Man sits on top of robotic vehicle.

Precision Agriculture Team Develops Multifunctional Robotic Platform

Authored on

What do you get when you combine 20 undergraduate students, three years of weekly meetings and a vision to create the future of precision agriculture?

You get the multifunctional robotic vehicle system in precision agriculture, says Xin (Rex) Sun, NDSU Agricultural and Biosystems Engineering (ABEN) assistant professor.

In 2019, Sun had a goal to build a robotic vehicle that had multiple precision agriculture capabilities, but he knew he could not build it alone. After reaching out NDSU ABEN senior design instructors Tom Bon and Brian Gregor about how students in the senior design course could help, 20 students have now brought their ideas and enthusiasm to the project over the last three years.

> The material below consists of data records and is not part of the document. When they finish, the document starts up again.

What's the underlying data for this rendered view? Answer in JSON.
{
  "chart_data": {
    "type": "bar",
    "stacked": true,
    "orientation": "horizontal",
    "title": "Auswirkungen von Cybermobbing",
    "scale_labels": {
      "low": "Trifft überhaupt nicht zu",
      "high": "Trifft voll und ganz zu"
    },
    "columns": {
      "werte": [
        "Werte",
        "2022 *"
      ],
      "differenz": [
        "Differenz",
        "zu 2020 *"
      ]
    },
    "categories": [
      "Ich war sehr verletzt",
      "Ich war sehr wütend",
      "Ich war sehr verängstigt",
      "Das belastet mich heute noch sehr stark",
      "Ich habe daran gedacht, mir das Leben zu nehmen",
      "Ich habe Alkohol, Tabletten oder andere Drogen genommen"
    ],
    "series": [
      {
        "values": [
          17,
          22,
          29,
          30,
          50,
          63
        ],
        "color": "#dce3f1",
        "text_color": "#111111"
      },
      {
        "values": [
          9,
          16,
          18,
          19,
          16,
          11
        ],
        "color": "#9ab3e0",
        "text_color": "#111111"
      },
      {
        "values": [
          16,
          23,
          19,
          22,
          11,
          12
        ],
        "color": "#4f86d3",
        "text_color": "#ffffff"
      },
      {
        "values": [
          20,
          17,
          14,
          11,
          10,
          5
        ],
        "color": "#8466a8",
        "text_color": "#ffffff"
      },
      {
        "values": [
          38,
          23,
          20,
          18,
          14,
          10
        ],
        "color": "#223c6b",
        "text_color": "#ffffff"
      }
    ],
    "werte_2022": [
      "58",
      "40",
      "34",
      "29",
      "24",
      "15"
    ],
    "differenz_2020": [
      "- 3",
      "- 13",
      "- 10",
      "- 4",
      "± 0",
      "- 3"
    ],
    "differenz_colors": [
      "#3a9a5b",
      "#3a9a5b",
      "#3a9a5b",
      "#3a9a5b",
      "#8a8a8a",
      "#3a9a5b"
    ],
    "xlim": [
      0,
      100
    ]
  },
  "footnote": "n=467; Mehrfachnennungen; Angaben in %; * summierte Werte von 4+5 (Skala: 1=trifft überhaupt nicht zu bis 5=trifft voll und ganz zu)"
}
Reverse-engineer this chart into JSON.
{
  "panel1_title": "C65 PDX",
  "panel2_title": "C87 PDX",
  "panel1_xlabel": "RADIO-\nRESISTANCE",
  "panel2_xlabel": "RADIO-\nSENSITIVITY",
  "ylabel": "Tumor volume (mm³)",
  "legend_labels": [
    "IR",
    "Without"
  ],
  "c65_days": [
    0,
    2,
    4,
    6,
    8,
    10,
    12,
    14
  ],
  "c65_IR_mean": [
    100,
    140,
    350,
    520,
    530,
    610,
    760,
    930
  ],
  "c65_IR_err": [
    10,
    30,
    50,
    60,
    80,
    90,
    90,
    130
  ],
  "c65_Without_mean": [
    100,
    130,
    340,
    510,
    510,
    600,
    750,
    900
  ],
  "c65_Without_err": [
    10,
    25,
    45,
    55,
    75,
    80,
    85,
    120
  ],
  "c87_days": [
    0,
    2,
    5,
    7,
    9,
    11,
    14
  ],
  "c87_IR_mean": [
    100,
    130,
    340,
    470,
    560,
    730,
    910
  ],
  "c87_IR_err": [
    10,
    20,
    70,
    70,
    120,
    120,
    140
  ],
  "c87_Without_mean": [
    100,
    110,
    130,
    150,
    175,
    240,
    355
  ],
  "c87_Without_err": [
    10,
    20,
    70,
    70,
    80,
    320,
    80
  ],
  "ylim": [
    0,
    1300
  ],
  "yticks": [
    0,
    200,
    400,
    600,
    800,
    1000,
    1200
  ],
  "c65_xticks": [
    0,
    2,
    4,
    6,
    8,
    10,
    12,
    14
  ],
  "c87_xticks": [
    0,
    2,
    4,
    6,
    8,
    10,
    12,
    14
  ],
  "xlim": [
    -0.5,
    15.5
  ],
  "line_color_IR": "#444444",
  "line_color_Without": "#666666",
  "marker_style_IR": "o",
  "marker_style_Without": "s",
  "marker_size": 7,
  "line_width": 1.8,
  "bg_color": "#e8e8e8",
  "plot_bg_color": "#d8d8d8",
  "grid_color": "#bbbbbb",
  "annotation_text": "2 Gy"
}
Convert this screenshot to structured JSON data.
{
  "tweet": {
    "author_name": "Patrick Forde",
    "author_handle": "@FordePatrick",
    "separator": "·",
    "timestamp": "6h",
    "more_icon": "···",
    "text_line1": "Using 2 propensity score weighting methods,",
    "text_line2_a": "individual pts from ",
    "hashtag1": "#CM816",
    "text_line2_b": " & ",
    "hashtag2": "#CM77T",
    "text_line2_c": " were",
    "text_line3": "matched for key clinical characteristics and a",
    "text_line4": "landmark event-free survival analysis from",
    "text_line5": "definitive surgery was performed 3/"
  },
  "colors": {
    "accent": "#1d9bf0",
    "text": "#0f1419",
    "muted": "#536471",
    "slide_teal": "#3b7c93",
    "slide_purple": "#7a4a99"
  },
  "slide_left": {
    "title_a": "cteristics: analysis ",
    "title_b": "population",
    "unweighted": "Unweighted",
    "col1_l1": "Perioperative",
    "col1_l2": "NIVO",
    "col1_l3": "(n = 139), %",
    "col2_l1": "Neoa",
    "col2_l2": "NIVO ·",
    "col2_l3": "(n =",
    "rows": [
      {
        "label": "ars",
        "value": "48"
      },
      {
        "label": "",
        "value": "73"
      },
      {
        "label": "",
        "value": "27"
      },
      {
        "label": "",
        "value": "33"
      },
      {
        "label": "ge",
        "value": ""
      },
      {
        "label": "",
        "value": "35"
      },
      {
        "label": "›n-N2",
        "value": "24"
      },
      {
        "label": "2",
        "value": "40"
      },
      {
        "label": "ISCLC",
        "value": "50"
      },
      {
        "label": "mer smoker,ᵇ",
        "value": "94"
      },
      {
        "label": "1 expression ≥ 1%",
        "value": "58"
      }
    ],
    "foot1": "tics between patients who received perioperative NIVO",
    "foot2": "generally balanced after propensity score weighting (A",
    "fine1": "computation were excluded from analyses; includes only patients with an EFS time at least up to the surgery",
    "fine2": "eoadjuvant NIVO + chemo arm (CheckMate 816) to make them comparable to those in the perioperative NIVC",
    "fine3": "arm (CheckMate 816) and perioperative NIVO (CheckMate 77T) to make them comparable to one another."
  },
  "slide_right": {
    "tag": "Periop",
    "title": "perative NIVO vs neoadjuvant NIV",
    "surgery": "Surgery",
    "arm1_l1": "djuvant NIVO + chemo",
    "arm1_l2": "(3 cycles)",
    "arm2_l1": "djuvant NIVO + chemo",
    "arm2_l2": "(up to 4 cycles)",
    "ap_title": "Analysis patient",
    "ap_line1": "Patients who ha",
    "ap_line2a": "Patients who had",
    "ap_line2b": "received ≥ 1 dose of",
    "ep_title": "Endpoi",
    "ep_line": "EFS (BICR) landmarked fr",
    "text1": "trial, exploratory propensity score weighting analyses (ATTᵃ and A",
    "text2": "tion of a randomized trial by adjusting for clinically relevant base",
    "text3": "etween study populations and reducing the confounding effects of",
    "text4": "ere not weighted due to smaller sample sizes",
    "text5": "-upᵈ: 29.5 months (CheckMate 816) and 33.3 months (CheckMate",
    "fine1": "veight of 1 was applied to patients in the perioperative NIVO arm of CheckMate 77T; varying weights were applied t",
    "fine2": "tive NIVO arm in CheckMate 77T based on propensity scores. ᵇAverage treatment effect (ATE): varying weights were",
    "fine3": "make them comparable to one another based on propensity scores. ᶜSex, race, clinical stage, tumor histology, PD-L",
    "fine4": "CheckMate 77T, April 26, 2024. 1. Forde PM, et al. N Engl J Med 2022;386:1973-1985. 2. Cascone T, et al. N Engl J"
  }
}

“The robotic platform’s first stage of use is to collect various formats of weed imagery sensor data, and then eventually use Artificial Intelligence and robotic technologies to perform site-specific weed management functions with a smart sprayer boom,” says Sun. “The vision for the vehicle also potentially includes automatic collecting of soil samples and a smart weather station. We hope this could be the prototype for similar robotic systems to help farmers scout crops, detect disease, spray weeds and reduce labor-intensive work.”

While Sun is excited about the future direction of the multifunction vehicle for precision agriculture use, he is just as excited about the opportunities it affords students for hands-on learning.

“If we can provide students with opportunities to use their strengths and ideas in a real-world setting, they’ll be better prepared to help direct the future of agriculture technology on their own farms or in their careers,” adds Sun.

The robotic platform research is funded through a U.S. Department of Agriculture-ARS project.